つたわりとどけ。

日常と非日常のはざまから、伝え、届けたいことを個人で探求し、実践します。このたび不定期更新に切り替えました。

令和5年5月の読書感想文⑥ 明日死ぬかもしれない自分、そしてあなたたたち 山田詠美:著 幻冬舎

山田詠美さん、初となります(たぶん)。

 

明日死ぬかもしれない自分、そしてあなたたたち 山田詠美:著 幻冬舎 個人蔵

 

家族小説、と言えばいいでしょうか。

 

元々違う家族がひとつの家族になり、そこから再出発といいますか、日常の幸せを追い求めていく流れになっています。ところが順風満帆とはいかず、ひとりの死を迎えてしまったことで、積み立てていったものが容赦なく崩れます。崩れていく様はさながらドラマのよう。
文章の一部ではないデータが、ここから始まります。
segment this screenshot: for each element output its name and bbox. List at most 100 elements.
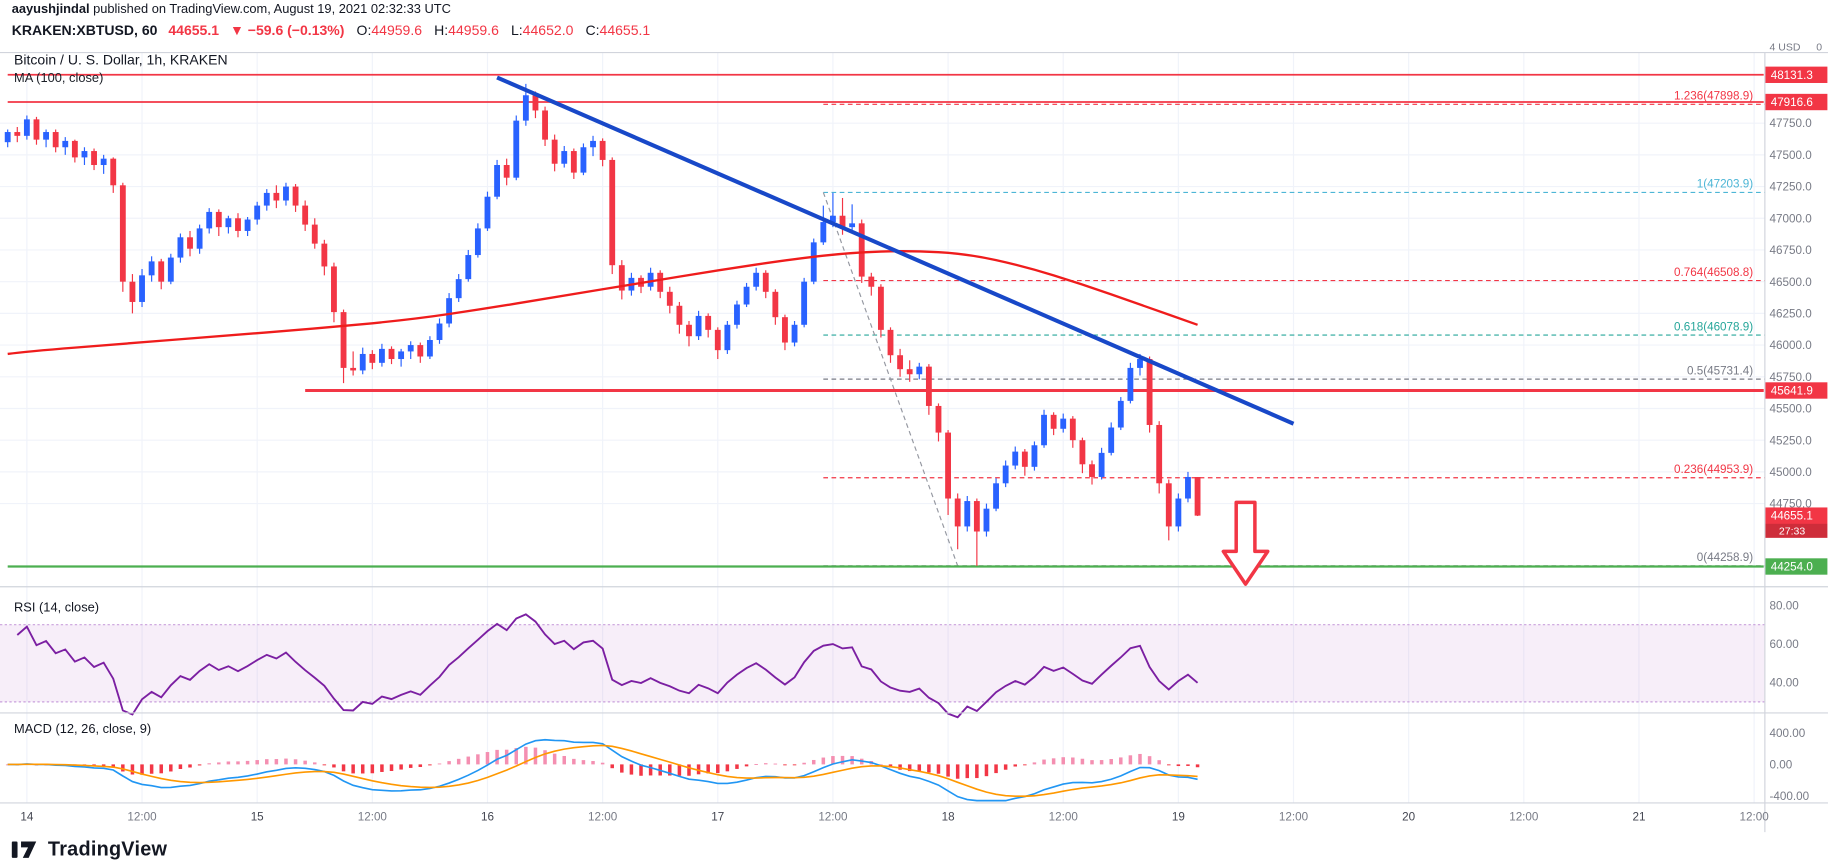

実際にもあるであろう光景に、心が冷える思いがしました。

 

最後はハッピーエンド、というものではないのですが、ようやくという思いが描かれていて、いつのまにか強く握っていた拳を、少し緩めることが出来るようになりました。家族の物語はときにあたたかく、ときに冷たいです。そういった時間が流れているのだなと学ばせてくれた物語でした。